On corruption, Losi said: “We demand speedy and effective prosecution of high-profile public and private sector cases of corruption by law enforcement agencies as matter of national priority.

“We demand the banning of politically exposed persons from doing business with the state,” she added.

Losi said they demanded compulsory education and academic curriculum that would focus on ethics, values and principled conduct and character development in leadership and general orientation, lifestyle and behaviour patterns.

“We demand a deliberate and more focused implementation and resourcing of the national gender-based violence plan, including support for victims and stiff penalties for offenders, rehabilitation programmes and workplace strategies to combat all and every form of sexual harassment and improve gender mainstreaming,” she said.

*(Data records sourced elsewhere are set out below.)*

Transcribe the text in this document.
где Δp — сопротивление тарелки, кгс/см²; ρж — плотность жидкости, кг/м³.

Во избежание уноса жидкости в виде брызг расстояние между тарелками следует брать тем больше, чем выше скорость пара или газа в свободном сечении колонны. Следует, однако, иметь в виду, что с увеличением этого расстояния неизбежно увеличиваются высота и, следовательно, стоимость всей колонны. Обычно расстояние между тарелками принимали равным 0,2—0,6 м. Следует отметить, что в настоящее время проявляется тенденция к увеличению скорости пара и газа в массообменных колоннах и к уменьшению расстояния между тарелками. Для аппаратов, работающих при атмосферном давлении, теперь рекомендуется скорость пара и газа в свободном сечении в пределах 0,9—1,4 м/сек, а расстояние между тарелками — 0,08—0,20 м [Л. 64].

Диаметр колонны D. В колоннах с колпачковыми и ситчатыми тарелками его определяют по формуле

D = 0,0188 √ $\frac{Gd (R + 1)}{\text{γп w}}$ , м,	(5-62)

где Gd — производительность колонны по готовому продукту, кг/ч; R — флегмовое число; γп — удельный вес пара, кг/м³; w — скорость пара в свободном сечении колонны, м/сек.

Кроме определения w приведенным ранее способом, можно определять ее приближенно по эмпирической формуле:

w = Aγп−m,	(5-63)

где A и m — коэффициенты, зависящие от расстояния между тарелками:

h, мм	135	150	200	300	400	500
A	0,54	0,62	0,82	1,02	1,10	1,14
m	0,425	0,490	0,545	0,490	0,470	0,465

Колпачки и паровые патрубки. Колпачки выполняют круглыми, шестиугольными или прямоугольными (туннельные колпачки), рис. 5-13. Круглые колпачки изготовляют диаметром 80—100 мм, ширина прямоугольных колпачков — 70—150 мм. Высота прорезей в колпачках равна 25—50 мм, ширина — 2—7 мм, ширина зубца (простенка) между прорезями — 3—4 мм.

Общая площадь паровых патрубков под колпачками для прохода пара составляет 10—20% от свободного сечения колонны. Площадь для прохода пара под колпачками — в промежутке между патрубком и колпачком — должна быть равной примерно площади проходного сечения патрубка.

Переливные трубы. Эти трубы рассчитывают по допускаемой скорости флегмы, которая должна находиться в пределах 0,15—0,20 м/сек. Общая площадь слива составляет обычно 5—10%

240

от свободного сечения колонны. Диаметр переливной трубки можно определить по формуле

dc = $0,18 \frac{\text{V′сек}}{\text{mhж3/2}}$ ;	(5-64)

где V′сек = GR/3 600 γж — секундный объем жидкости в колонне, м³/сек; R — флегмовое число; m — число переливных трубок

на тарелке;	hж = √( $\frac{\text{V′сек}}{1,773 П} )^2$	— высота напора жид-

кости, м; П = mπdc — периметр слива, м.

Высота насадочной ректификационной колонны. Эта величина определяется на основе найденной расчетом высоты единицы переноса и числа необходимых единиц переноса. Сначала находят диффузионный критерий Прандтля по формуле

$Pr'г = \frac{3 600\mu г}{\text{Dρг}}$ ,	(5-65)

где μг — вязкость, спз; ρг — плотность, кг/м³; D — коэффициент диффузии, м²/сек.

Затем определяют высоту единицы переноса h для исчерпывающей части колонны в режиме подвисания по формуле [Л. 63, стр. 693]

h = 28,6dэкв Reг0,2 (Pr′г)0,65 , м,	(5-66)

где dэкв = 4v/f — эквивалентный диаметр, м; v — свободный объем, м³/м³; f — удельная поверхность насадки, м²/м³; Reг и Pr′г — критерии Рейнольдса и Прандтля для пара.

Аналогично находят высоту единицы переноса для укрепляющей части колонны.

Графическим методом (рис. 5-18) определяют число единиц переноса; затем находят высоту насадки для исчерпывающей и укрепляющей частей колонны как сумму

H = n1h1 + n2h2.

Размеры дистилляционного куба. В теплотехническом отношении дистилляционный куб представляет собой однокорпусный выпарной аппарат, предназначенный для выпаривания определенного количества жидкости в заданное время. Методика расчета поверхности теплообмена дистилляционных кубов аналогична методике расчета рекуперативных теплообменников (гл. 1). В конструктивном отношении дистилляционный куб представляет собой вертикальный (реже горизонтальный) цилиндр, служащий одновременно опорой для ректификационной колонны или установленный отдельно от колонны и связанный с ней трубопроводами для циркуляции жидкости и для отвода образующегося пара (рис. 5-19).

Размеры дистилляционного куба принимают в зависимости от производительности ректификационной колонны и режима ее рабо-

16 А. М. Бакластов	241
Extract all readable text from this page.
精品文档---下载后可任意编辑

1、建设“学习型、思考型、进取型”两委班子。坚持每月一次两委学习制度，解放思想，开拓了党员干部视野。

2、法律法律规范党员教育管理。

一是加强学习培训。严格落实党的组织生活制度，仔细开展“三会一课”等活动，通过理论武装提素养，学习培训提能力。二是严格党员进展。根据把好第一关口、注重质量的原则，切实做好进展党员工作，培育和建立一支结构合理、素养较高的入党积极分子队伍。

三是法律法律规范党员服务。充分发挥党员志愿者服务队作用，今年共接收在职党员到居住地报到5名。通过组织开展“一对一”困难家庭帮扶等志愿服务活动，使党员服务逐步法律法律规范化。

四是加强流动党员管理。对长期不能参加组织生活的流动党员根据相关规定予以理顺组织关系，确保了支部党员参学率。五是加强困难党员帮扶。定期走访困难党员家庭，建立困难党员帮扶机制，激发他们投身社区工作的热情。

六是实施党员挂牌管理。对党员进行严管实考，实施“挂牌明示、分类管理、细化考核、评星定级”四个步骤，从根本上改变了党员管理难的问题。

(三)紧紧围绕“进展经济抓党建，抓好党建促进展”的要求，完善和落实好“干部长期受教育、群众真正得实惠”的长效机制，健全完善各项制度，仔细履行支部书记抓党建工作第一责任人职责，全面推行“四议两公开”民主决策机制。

The federations said they were all united in the call for the immediate declaration and enforcement of a national moratorium on retrenchments and job losses in the public interest as a way to halt the job loss calamity.

SACP first deputy president Solly Mapaila said workers were now demanding the government to finally implement the National Health Insurance so that everyone could have access to private health care.

Nxesi and Mbalula said they heard the cries of the people and their demand to know where the government stood on e-tolling and would ensure that they received a response. Mbalula said a response on e-tolling was imminent and would make everyone happy.

The demonstrations also took place outside various government buildings, municipal offices and police stations across the country.